The butler was immediately sent with instructions to take the "beast" home, lest he should die of fright before the Magistrate whom he had so often feted.
His Decline and Fall.
Khán Báhádur Jamál was done for. He took to his bed. He would see nobody (except his nautch girls). He would eat nothing (except sweetmeats). No, no; he had done with life. But he had still about a lakh of rupees left, safely invested by the Mehtá. He withdrew this sum, and left it with a Bombay firm which promised 12 per cent, interest. In about six months the firm broke, and it was with immense difficulty Jamál could get back about 40,000. This, with a couple of bungalows, is all that is now left to Khán Báhádur Jamál Gotá. He now leads a retired life, away from his family, whom he has altogether discarded. But, indulgent father as he is, he has still "kept his son's saláms," he explains to friends—that is, once a year his sons go to salám him from a distance, in the faint hope of getting a hundred or two from the natural wretch. Vain, vain is the hope. The father is a thief and a traitor, developing a degree of selfishness which is absolutely fiendish. And still he is an ornament of mofussil society! He is ever on the alert to catch the eye of the public. He presents a stable-house to the Anjuman,[7] and his charity is loudly praised. "Leaders of society" crowd at his dinners, call him a public benefactor, while at the same time they know that the imbecile, whose substance they are eating up like pariahs, has a family literally starving—the sons going about from office to office for work which they have not been taught to perform, the daughters eking out a precarious existence by sewing and stitching, and the wife, the "lady of the house," daughter of a true gentleman, is ending her days in sorrow and in suffering, aggravated by the cries of adults and infants of an ever-increasing family.
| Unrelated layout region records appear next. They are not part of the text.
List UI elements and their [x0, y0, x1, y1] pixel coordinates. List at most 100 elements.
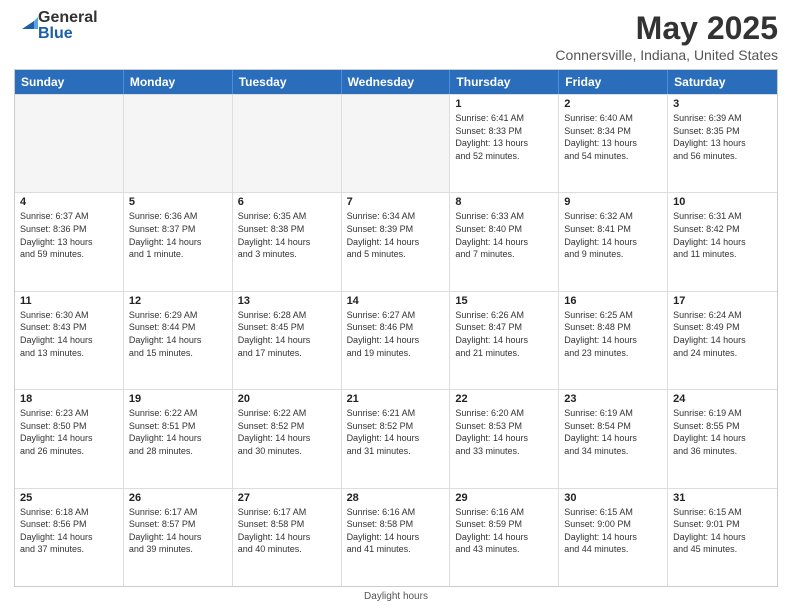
calendar-header: SundayMondayTuesdayWednesdayThursdayFrid…: [15, 70, 777, 94]
day-number: 15: [455, 295, 553, 307]
day-info: Sunrise: 6:39 AM Sunset: 8:35 PM Dayligh…: [673, 112, 772, 162]
day-number: 7: [347, 196, 445, 208]
title-block: May 2025 Connersville, Indiana, United S…: [555, 10, 778, 63]
cal-cell-14: 14 Sunrise: 6:27 AM Sunset: 8:46 PM Dayli…: [342, 292, 451, 389]
day-info: Sunrise: 6:37 AM Sunset: 8:36 PM Dayligh…: [20, 210, 118, 260]
day-info: Sunrise: 6:27 AM Sunset: 8:46 PM Dayligh…: [347, 309, 445, 359]
cal-header-cell-thursday: Thursday: [450, 70, 559, 94]
day-number: 1: [455, 98, 553, 110]
cal-cell-26: 26Sunrise: 6:17 AM Sunset: 8:57 PM Dayli…: [124, 489, 233, 586]
cal-cell-empty-0: [15, 95, 124, 192]
cal-cell-10: 10Sunrise: 6:31 AM Sunset: 8:42 PM Dayli…: [668, 193, 777, 290]
day-info: Sunrise: 6:35 AM Sunset: 8:38 PM Dayligh…: [238, 210, 336, 260]
logo-text: General Blue: [38, 10, 98, 42]
header: General Blue May 2025 Connersville, Indi…: [14, 10, 778, 63]
day-info: Sunrise: 6:17 AM Sunset: 8:58 PM Dayligh…: [238, 506, 336, 556]
day-number: 30: [564, 492, 662, 504]
cal-cell-15: 15Sunrise: 6:26 AM Sunset: 8:47 PM Dayli…: [450, 292, 559, 389]
logo: General Blue: [14, 10, 98, 42]
day-info: Sunrise: 6:19 AM Sunset: 8:55 PM Dayligh…: [673, 407, 772, 457]
cal-row-3: 18Sunrise: 6:23 AM Sunset: 8:50 PM Dayli…: [15, 389, 777, 487]
cal-cell-5: 5 Sunrise: 6:36 AM Sunset: 8:37 PM Daylig…: [124, 193, 233, 290]
cal-cell-18: 18Sunrise: 6:23 AM Sunset: 8:50 PM Dayli…: [15, 390, 124, 487]
cal-row-1: 4 Sunrise: 6:37 AM Sunset: 8:36 PM Daylig…: [15, 192, 777, 290]
cal-cell-17: 17Sunrise: 6:24 AM Sunset: 8:49 PM Dayli…: [668, 292, 777, 389]
cal-cell-3: 3 Sunrise: 6:39 AM Sunset: 8:35 PM Daylig…: [668, 95, 777, 192]
day-info: Sunrise: 6:24 AM Sunset: 8:49 PM Dayligh…: [673, 309, 772, 359]
day-info: Sunrise: 6:22 AM Sunset: 8:52 PM Dayligh…: [238, 407, 336, 457]
cal-cell-16: 16Sunrise: 6:25 AM Sunset: 8:48 PM Dayli…: [559, 292, 668, 389]
day-number: 21: [347, 393, 445, 405]
logo-icon: [16, 11, 38, 33]
day-info: Sunrise: 6:15 AM Sunset: 9:00 PM Dayligh…: [564, 506, 662, 556]
calendar: SundayMondayTuesdayWednesdayThursdayFrid…: [14, 69, 778, 587]
day-info: Sunrise: 6:16 AM Sunset: 8:58 PM Dayligh…: [347, 506, 445, 556]
logo-blue-text: Blue: [38, 26, 98, 42]
day-info: Sunrise: 6:20 AM Sunset: 8:53 PM Dayligh…: [455, 407, 553, 457]
cal-cell-6: 6 Sunrise: 6:35 AM Sunset: 8:38 PM Daylig…: [233, 193, 342, 290]
cal-cell-28: 28 Sunrise: 6:16 AM Sunset: 8:58 PM Dayli…: [342, 489, 451, 586]
day-info: Sunrise: 6:34 AM Sunset: 8:39 PM Dayligh…: [347, 210, 445, 260]
cal-cell-2: 2 Sunrise: 6:40 AM Sunset: 8:34 PM Daylig…: [559, 95, 668, 192]
day-number: 19: [129, 393, 227, 405]
cal-cell-24: 24 Sunrise: 6:19 AM Sunset: 8:55 PM Dayli…: [668, 390, 777, 487]
cal-cell-20: 20Sunrise: 6:22 AM Sunset: 8:52 PM Dayli…: [233, 390, 342, 487]
day-number: 11: [20, 295, 118, 307]
cal-row-4: 25Sunrise: 6:18 AM Sunset: 8:56 PM Dayli…: [15, 488, 777, 586]
day-info: Sunrise: 6:22 AM Sunset: 8:51 PM Dayligh…: [129, 407, 227, 457]
cal-header-cell-tuesday: Tuesday: [233, 70, 342, 94]
cal-row-0: 1 Sunrise: 6:41 AM Sunset: 8:33 PM Daylig…: [15, 94, 777, 192]
day-number: 22: [455, 393, 553, 405]
cal-row-2: 11 Sunrise: 6:30 AM Sunset: 8:43 PM Dayli…: [15, 291, 777, 389]
day-number: 2: [564, 98, 662, 110]
day-info: Sunrise: 6:31 AM Sunset: 8:42 PM Dayligh…: [673, 210, 772, 260]
day-number: 25: [20, 492, 118, 504]
day-number: 29: [455, 492, 553, 504]
cal-cell-21: 21 Sunrise: 6:21 AM Sunset: 8:52 PM Dayli…: [342, 390, 451, 487]
subtitle: Connersville, Indiana, United States: [555, 47, 778, 63]
cal-cell-empty-2: [233, 95, 342, 192]
day-info: Sunrise: 6:21 AM Sunset: 8:52 PM Dayligh…: [347, 407, 445, 457]
cal-cell-13: 13Sunrise: 6:28 AM Sunset: 8:45 PM Dayli…: [233, 292, 342, 389]
day-number: 31: [673, 492, 772, 504]
day-number: 28: [347, 492, 445, 504]
day-number: 23: [564, 393, 662, 405]
day-info: Sunrise: 6:23 AM Sunset: 8:50 PM Dayligh…: [20, 407, 118, 457]
day-number: 3: [673, 98, 772, 110]
cal-cell-empty-3: [342, 95, 451, 192]
cal-header-cell-saturday: Saturday: [668, 70, 777, 94]
cal-cell-19: 19 Sunrise: 6:22 AM Sunset: 8:51 PM Dayli…: [124, 390, 233, 487]
cal-cell-4: 4 Sunrise: 6:37 AM Sunset: 8:36 PM Daylig…: [15, 193, 124, 290]
cal-header-cell-monday: Monday: [124, 70, 233, 94]
footer-note: Daylight hours: [14, 591, 778, 602]
day-info: Sunrise: 6:29 AM Sunset: 8:44 PM Dayligh…: [129, 309, 227, 359]
day-number: 8: [455, 196, 553, 208]
cal-cell-22: 22 Sunrise: 6:20 AM Sunset: 8:53 PM Dayli…: [450, 390, 559, 487]
day-number: 14: [347, 295, 445, 307]
cal-cell-9: 9Sunrise: 6:32 AM Sunset: 8:41 PM Daylig…: [559, 193, 668, 290]
day-number: 4: [20, 196, 118, 208]
cal-header-cell-wednesday: Wednesday: [342, 70, 451, 94]
day-info: Sunrise: 6:33 AM Sunset: 8:40 PM Dayligh…: [455, 210, 553, 260]
day-number: 13: [238, 295, 336, 307]
day-info: Sunrise: 6:19 AM Sunset: 8:54 PM Dayligh…: [564, 407, 662, 457]
day-info: Sunrise: 6:36 AM Sunset: 8:37 PM Dayligh…: [129, 210, 227, 260]
day-info: Sunrise: 6:17 AM Sunset: 8:57 PM Dayligh…: [129, 506, 227, 556]
day-number: 24: [673, 393, 772, 405]
cal-cell-11: 11 Sunrise: 6:30 AM Sunset: 8:43 PM Dayli…: [15, 292, 124, 389]
day-number: 16: [564, 295, 662, 307]
day-info: Sunrise: 6:16 AM Sunset: 8:59 PM Dayligh…: [455, 506, 553, 556]
day-number: 12: [129, 295, 227, 307]
logo-general-text: General: [38, 10, 98, 26]
day-number: 6: [238, 196, 336, 208]
calendar-body: 1 Sunrise: 6:41 AM Sunset: 8:33 PM Daylig…: [15, 94, 777, 586]
cal-cell-27: 27Sunrise: 6:17 AM Sunset: 8:58 PM Dayli…: [233, 489, 342, 586]
main-title: May 2025: [555, 10, 778, 47]
cal-header-cell-sunday: Sunday: [15, 70, 124, 94]
day-number: 5: [129, 196, 227, 208]
day-info: Sunrise: 6:32 AM Sunset: 8:41 PM Dayligh…: [564, 210, 662, 260]
cal-cell-31: 31Sunrise: 6:15 AM Sunset: 9:01 PM Dayli…: [668, 489, 777, 586]
day-info: Sunrise: 6:41 AM Sunset: 8:33 PM Dayligh…: [455, 112, 553, 162]
day-info: Sunrise: 6:40 AM Sunset: 8:34 PM Dayligh…: [564, 112, 662, 162]
day-info: Sunrise: 6:30 AM Sunset: 8:43 PM Dayligh…: [20, 309, 118, 359]
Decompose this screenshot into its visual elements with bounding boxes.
And honest editors immortalise the virtues of Jamál Gotá, Esquire, Justice of the Peace, Khán Báhádur, "our great philanthropist," whom they know to have been an undutiful son, a wicked husband, an unnatural parent, a false friend, so worse than brutal in selfishness, that the veriest brute would have blushed for him had Jamál Gotá been assigned the place in creation which he so richly deserves.